The World According to Garp - Page 147

The words come and come,

she wrote. She waited for his approval, line by line. He would nod; she would go on. She wrote him her whole life. Her high school English teacher, the only one who mattered. Her mother's eczema. The Ford Mustang that her father drove too fast.

I have read everything,

she wrote. Garp told her that Helen was a big reader, too; he thought she would like Helen. The girl looked very hopeful.

Who was your favorite writer when you were a boy?

"Joseph Conrad," Garp said. She sighed her approval.

Jane Austen was mine.

"That's fine," Garp said to her.

At Logan Airport she was almost asleep on her feet; Garp steered her up the aisles and leaned her on the counters while he filled out the necessary forms for the rental car.

"T. S.?" the rental-car person asked. One of Garp's falsies was slipping sideways and the rental-car person appeared anxious that this entire turquoise body might self-destruct.

In the car north, on the dark road to Steering, Ellen James slept like a kitten curled in the back seat. In the rear-view mirror Garp noted that her knee was skinned, and that the girl sucked her thumb while she slept.

It had been a proper funeral for Jenny Fields, after all; some essential message had passed from mother to son. Here he was, playing nurse to someone.
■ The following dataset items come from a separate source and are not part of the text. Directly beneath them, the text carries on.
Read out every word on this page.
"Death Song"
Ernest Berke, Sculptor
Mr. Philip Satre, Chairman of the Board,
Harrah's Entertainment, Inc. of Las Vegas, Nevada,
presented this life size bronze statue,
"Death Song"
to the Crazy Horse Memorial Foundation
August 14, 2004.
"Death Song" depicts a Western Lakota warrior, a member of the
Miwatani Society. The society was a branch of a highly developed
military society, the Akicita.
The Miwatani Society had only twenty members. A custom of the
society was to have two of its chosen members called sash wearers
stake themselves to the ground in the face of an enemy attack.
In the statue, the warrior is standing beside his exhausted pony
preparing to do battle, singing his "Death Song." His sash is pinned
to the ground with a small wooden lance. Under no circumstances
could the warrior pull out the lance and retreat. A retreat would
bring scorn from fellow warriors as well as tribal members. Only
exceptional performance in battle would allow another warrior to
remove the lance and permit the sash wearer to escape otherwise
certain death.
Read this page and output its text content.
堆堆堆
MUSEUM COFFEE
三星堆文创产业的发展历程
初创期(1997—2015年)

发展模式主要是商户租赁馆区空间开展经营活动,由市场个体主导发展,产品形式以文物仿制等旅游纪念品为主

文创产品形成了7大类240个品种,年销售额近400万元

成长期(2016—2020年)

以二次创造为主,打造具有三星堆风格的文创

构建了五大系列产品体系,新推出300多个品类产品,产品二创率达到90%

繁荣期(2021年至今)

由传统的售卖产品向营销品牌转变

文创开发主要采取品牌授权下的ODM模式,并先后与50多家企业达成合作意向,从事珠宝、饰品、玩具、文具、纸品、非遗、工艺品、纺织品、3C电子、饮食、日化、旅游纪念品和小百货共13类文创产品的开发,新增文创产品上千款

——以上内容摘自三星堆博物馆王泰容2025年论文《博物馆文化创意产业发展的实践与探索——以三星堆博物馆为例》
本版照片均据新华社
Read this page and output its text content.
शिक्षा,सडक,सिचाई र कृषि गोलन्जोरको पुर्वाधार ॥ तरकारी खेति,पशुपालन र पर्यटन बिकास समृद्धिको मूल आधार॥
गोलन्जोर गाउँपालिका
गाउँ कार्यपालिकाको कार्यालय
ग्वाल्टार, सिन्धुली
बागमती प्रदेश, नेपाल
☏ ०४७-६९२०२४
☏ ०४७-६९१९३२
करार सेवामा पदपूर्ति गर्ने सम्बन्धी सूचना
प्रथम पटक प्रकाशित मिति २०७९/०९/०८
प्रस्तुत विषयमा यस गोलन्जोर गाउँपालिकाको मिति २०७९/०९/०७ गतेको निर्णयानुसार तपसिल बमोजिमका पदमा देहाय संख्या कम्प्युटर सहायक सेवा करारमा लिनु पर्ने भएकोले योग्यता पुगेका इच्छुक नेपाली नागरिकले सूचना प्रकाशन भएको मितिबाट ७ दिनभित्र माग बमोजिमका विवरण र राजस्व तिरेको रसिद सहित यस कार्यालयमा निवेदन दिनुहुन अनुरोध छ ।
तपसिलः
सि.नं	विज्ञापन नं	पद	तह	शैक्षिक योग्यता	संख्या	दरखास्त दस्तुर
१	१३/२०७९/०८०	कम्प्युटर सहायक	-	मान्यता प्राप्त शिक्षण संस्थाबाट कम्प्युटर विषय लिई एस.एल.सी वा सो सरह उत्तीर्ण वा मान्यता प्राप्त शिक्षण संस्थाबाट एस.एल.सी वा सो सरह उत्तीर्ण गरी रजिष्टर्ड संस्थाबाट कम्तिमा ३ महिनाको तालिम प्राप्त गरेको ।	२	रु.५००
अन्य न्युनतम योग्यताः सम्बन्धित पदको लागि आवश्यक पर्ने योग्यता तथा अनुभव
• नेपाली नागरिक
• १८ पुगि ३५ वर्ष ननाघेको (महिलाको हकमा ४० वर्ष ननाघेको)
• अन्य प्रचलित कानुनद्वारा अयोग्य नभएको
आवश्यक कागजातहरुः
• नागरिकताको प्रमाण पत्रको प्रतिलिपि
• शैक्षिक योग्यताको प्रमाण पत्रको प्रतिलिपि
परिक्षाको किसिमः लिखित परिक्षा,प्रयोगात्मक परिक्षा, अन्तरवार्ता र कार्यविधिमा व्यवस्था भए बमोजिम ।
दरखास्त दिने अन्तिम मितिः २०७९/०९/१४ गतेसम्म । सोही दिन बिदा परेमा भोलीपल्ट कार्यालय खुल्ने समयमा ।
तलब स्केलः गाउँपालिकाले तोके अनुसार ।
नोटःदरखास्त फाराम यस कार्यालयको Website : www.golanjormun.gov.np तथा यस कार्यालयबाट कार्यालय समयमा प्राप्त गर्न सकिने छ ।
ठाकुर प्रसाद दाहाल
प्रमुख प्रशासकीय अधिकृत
More essentially, Garp finally understood what his mother's talent had been; she had right instincts--Jenny Fields always did what was right. One day, Garp hoped, he would see the connection between this lesson and his own writing, but that was a personal goal--like others, it would take a little time. Importantly, it was in the car north to Steering, with the real Ellen James asleep and in his care, that T. S. Garp decided he would try to be more like his mother, Jenny Fields.

A thought, it occurred to him, that would have pleased his mother greatly if it had only come to him when she was alive.

* * *

> --

"Death, it seems," Garp wrote, "does not like to wait until we are prepared for it. Death is indulgent and enjoys, when it can, a flair for the dramatic."

Thus Garp, with his defenses down and his sense of the Under Toad fled from him--at least, since his arrival in Boston--walked into the house of Ernie Holm, his father-in-law, carrying the sleeping Ellen James in his arms. She might have been nineteen, but she was easier to carry than Duncan.

Garp was not prepared for the grizzled face of Dean Bodger, alone in Ernie's dim living room, watching TV. The old dean, who would soon retire, seemed to accept that Garp was dressed as a whore, but he stared with horror at the sleeping Ellen James.

"Is she..."

"She's asleep," Garp said. "Where's everyone?" And with the voicing of his question, Garp heard the cold hop of the Under Toad thudding across the cold floors of the silent house.

"I tried to reach you," Dean Bodger told him. "It's Ernie."

"His heart," Garp guessed.

"Yes," Bodger said. "They gave Helen something to help her sleep. She's upstairs. And I thought I'd stay until you got here--you know: so that if the children woke up and needed anything, they wouldn't disturb her. I'm sorry, Garp. These things sometimes come all at once, or they seem to."

Garp knew how Bodger had liked his mother, too. He put the sleeping Ellen James on the living-room couch and turned off the sickly TV, which was turning the girl's face bluish.

"In his sleep?" Garp asked Bodger, pulling off his wig. "Did you find Ernie here?"

Now the poor dean looked nervous. "He was on the bed upstairs," Bodger said. "I called up the stairs, but I knew I'd have to go up and find him. I fixed him up a little before I called anyone."

"Fixed him up?" Garp said. He unzipped the terrible turquoise jump suit and ripped off his breasts. The old dean perhaps thought this was a common traveling disguise of the now-famous writer.

"Please don't ever tell Helen," Bodger said.

"Tell her what?" Garp asked.

Bodger brought out the magazine--out from under his bulging vest. It was the issue of Crotch Shots where the first chapter of The World According to Bensenhaver had been published. The magazine looked very worn and used.